Delirium merupakan masalah umum di
unit perawatan kritis, oleh karena itu penilaian dan pencegahan delirium
merupakan bagian penting dari perawatan kritis (Ely et al., 2001). Efek
delirium yang bertahan lama dapat menjadi signifikan terhadap hasil dan pengalaman
pasien, dan berkontribusi terhadap perkembangan sindrom perawatan pasca-ICU.
Semua pasien perawatan kritis berisiko mengalami delirium dan oleh karena itu
harus dinilai secara teratur (Haenggi et al., 2013).
Dua alat penilaian delirium umum
yang digunakan dalam perawatan kritis adalah CAM - ICU dan Intensive Care
Delirium Screening Checklist (ICDSC) (Khan et al., 2017). Keduanya telah
divalidasi dalam populasi perawatan kritis dan memberikan temuan positif (pasien
mengigau) atau negatif (pasien tidak mengalami delirium) (Ely et al., 2001).

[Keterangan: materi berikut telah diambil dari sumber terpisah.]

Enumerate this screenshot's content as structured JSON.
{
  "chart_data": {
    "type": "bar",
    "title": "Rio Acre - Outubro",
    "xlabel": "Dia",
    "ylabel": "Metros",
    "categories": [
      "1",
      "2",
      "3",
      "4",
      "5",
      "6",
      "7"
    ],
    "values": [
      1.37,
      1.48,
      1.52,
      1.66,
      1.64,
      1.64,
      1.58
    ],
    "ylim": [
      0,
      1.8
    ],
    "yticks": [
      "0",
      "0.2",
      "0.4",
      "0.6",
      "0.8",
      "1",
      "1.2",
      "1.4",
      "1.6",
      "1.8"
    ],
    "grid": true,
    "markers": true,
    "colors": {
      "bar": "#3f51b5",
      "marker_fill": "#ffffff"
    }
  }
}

Sebagian besar perawatan keperawatan yang diberikan dalam perawatan kritis
ditujukan untuk mencegah delirium dan mengoptimalkan pemulihan pasien.
Contoh kasus
Seorang pasien berusia 63 tahun
dengan penyakit paru obstruktif kronik (PPOK) dirawat tujuh hari lalu dengan
eksaserbasi yang diperumit oleh pneumonia. Pasien memerlukan intubasi. Pasien
awalnya diberi propofol dan fontanil dosis tinggi, tetapi kemudian dikurangi
menjadi fentanil dosis rendah untuk mengendalikan rasa sakit dan propofol
minimal.
Selama penilaian awal oleh perawat,
pasien membuka matanya terhadap suara, mampu mengikuti perintah. Ia tidak dapat
berbicara karena masih diintubasi. Selama penilaian, ia tertidur dengan cepat
dan perawat harus berbicara dengan keras atau menyentuhnya dengan lembut untuk
membangunkannya.
·
Temuan
penilaian lainnya adalah sebagai berikut:
o Airway (A): jalan napas diamankan
dan paten, pasien telah dipasangi tabung endotrakeal oral.
o Breathing (B): Saturasi oksigen
adalah 95% pada FiO2, 30% (skor NEW52 2), laju pernapasan 16 pada ventilasi pendukung
tekanan (skor NEWS2 0).
o Cardiovascular (C): Tekanan darah
(BP) adalah 110/50 mmHg (skor NEWS2 0), detak jantung 80 (skor NEWS2 01.
o Disability (D): pasien mengantuk
(skor NEW52 2) dan normothermia (36,8°C).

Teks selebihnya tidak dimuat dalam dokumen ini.